Other reflects its developmental roots - workshop sessions with locals, references to the old studios of DMA Design - and presents to all those that experience it a unique vision of Dundee and its people.

To me, this philosophy of design underpinned the majority of work from the studios I would visit during my time in the city. It's a movement, a fresh way of thinking, a new direction.

It's a movement with parallels to the emergence of trip hop in my home city of Bristol. Pioneering artists came together to develop a new form of music. The trip hop originators, these diverse and frustrated creative minds, channelled their life experiences into an art form. And did it using bleeding-edge technology.
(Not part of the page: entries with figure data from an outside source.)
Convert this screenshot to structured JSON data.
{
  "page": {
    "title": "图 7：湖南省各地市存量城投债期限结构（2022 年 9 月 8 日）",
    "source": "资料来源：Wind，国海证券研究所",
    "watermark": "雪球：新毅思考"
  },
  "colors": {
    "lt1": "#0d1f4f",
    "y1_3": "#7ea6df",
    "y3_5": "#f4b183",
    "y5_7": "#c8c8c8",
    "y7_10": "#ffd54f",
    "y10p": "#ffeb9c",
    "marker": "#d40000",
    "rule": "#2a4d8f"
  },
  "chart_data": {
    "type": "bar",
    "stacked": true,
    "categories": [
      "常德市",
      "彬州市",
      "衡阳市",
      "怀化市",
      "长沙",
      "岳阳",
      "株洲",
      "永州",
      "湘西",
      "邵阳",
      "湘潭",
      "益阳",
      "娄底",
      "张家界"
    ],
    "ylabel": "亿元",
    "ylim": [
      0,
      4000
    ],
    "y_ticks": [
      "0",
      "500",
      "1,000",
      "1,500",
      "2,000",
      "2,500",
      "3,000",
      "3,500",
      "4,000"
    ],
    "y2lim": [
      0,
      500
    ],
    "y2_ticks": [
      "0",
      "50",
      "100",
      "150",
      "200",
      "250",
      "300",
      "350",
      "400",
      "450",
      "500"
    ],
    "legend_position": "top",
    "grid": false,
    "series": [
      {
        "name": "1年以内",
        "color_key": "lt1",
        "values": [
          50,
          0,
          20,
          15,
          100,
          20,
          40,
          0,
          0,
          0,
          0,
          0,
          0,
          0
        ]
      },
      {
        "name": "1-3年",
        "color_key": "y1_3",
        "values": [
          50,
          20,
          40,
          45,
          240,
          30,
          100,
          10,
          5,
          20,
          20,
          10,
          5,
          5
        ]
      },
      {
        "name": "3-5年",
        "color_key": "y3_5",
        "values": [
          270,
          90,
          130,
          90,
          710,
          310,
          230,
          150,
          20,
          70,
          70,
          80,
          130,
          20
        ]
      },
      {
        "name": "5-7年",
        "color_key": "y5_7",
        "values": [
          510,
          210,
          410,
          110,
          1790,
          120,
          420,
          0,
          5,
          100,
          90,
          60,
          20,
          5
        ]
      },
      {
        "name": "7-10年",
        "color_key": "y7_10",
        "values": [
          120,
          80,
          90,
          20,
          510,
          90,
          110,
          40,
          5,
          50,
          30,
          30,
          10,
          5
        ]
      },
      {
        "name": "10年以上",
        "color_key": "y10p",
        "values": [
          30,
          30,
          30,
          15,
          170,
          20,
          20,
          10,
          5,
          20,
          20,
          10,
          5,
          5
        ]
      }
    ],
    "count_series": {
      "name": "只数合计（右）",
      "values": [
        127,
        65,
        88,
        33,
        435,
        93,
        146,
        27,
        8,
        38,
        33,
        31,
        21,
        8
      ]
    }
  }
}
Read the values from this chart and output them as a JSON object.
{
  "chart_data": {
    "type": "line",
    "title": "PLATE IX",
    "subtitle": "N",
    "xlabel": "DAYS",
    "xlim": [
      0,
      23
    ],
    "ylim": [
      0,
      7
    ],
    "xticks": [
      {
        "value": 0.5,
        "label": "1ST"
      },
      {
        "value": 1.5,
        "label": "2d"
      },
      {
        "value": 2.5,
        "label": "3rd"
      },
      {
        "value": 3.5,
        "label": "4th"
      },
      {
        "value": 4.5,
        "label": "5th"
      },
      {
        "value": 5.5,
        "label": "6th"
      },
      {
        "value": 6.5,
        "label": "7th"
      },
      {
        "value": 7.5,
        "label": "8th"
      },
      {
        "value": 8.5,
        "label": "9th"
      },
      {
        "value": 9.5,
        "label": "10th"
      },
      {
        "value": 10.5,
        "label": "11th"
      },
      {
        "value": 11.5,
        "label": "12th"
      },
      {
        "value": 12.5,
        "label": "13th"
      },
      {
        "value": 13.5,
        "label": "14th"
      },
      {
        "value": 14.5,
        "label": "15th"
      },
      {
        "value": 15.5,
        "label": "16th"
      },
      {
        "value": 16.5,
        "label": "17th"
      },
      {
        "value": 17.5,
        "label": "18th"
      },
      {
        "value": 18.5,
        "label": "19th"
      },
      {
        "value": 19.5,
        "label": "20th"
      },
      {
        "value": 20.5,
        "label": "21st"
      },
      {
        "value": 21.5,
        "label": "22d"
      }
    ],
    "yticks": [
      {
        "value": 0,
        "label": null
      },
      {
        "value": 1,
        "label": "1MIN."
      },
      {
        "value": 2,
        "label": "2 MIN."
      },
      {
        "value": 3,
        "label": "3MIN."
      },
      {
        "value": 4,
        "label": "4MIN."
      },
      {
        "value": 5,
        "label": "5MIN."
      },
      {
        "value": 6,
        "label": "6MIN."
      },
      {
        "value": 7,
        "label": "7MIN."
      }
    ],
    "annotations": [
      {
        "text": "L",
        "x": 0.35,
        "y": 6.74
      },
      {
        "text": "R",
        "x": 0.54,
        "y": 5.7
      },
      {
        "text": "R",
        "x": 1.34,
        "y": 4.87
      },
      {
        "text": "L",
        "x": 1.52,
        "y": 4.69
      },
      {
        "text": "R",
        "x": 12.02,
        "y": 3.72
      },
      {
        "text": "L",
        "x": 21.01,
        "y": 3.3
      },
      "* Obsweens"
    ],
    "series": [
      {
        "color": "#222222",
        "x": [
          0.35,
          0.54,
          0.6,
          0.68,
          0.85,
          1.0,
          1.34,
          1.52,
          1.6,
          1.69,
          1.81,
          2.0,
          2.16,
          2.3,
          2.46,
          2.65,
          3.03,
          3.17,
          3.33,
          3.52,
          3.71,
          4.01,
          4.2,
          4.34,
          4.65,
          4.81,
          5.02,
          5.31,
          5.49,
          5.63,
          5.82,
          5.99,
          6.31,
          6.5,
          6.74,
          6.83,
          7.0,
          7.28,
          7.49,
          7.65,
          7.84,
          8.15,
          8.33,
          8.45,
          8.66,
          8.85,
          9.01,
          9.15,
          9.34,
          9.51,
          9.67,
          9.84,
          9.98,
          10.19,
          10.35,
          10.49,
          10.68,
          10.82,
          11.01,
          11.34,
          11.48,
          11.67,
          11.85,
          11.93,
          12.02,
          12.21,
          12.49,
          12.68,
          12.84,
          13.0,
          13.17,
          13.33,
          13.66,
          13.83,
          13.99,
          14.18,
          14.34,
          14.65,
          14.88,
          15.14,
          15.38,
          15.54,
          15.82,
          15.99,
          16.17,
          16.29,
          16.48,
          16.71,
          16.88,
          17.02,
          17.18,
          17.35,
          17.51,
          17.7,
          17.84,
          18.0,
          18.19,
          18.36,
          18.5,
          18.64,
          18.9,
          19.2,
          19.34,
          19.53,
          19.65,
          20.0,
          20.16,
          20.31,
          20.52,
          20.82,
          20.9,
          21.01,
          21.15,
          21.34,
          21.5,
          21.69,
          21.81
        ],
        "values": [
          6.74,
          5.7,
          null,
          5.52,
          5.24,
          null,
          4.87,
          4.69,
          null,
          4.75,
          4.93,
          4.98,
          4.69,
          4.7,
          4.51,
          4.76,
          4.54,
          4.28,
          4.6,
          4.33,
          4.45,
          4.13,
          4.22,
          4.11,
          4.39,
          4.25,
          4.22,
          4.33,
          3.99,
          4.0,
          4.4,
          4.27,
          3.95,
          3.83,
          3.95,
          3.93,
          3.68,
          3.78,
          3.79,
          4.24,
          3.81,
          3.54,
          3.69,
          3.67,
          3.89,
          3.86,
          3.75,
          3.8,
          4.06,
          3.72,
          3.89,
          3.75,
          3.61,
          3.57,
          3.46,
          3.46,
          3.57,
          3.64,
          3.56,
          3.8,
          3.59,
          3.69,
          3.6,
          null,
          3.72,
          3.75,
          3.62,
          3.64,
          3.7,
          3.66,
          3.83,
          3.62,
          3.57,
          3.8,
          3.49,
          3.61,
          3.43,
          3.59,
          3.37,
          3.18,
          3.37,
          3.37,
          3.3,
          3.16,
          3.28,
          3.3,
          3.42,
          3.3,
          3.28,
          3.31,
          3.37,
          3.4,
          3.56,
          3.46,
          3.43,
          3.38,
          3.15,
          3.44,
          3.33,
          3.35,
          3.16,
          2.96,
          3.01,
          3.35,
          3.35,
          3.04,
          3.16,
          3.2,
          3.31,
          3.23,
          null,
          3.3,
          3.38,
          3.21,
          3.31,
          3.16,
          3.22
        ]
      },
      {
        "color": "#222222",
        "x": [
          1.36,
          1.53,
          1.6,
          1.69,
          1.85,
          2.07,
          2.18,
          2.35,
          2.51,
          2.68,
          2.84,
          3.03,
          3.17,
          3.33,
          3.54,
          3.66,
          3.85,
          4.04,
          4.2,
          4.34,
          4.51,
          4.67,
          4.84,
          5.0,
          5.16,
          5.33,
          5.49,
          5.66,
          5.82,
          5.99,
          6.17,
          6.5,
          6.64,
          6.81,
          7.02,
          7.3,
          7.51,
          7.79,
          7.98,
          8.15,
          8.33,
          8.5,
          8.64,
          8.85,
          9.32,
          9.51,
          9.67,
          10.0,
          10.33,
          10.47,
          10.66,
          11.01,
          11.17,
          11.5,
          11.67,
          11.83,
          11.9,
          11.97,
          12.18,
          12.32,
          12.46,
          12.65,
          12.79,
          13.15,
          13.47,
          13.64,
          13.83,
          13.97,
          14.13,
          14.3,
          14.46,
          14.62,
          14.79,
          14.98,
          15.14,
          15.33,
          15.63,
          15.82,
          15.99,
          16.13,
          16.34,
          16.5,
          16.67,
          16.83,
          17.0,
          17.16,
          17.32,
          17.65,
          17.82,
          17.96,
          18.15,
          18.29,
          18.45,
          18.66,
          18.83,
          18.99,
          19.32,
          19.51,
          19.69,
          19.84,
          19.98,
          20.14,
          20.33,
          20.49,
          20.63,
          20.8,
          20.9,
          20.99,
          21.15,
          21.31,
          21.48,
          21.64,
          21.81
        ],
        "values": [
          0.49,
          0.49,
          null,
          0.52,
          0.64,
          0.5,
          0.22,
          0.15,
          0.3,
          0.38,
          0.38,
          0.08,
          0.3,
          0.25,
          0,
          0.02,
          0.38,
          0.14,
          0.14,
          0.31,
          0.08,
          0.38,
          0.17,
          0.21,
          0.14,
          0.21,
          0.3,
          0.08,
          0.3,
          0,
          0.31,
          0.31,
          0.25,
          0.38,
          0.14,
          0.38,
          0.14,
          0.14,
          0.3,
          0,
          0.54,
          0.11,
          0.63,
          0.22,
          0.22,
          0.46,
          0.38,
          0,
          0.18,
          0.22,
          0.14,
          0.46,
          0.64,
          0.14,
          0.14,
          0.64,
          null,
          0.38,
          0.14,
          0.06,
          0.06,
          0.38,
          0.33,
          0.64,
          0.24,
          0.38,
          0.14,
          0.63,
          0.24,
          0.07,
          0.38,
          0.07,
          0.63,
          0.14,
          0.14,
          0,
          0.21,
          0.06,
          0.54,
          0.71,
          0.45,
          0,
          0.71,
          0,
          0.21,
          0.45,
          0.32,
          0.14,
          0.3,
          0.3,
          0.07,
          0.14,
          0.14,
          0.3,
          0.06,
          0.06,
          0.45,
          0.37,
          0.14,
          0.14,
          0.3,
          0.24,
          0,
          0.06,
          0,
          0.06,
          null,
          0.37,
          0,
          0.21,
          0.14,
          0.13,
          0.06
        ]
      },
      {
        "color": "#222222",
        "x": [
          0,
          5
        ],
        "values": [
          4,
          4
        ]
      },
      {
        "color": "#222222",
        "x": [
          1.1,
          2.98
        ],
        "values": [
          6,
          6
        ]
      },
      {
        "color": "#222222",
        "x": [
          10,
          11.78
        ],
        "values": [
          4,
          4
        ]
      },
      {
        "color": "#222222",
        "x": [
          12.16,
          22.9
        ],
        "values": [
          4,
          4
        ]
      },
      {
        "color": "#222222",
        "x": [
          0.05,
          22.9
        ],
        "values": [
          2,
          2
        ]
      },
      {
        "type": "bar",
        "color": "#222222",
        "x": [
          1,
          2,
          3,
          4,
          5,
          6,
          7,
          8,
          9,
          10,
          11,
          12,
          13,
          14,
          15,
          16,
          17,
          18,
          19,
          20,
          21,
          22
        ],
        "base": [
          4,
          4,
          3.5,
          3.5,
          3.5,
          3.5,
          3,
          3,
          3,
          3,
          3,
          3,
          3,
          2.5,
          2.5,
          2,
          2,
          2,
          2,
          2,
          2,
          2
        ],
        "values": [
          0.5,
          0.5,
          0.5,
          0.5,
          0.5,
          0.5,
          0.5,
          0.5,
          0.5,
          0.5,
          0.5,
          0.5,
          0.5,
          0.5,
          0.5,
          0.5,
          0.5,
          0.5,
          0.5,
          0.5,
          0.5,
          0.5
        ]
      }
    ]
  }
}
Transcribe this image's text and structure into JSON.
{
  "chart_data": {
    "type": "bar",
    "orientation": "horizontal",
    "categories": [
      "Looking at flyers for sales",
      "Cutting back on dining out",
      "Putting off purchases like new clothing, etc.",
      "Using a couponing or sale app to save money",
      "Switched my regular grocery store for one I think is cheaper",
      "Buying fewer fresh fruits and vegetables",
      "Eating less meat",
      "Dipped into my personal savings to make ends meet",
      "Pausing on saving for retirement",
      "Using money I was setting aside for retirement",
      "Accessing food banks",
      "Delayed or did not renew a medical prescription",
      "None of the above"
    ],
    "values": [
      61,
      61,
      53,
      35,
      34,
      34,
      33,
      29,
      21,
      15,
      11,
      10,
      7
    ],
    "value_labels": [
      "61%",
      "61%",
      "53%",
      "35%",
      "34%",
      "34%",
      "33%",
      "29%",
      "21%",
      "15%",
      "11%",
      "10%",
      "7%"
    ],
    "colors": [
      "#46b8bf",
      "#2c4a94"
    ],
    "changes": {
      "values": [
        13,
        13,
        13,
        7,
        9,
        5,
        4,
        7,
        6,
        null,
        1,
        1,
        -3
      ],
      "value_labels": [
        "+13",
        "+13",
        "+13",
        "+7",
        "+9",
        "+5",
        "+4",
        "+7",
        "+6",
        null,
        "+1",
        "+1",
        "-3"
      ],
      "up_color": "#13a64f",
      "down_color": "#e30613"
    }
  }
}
An app-reciation of the arts

It's perhaps fitting that a medium often criticised for 'luring' Britain's youth away from traditional art forms could theoretically prove to be their saviour.

Theatre in the UK has been slowly dying, creatively and commercially. Opera has, perhaps, another 30 years to find a new audience. Even West End musical producers are struggling to fill seats every night.

In Other, we see an opportunity. An opportunity for video games and information technology to 'rescue' the traditional art forms. To prevent them from being consigned to the entertainment dustbin.

The iPhone revolutionised gaming, putting Angry Birds and Candy Crush Saga in the hands of people that wouldn't consider themselves gamers. Apps and games now have the potential to somewhat clandestinely do the same with theatre. To win over the hearts and minds of those that wouldn't consider themselves theatre-goers.

Peter Willington
Peter Willington
Die hard Suda 51 fan and professed Cherry Coke addict, freelancer Peter Willington was initially set for a career in showbiz, training for half a decade to walk the boards. Realising that there's no money in acting, he decided instead to make his fortune in writing about video games. Peter never learns from his mistakes.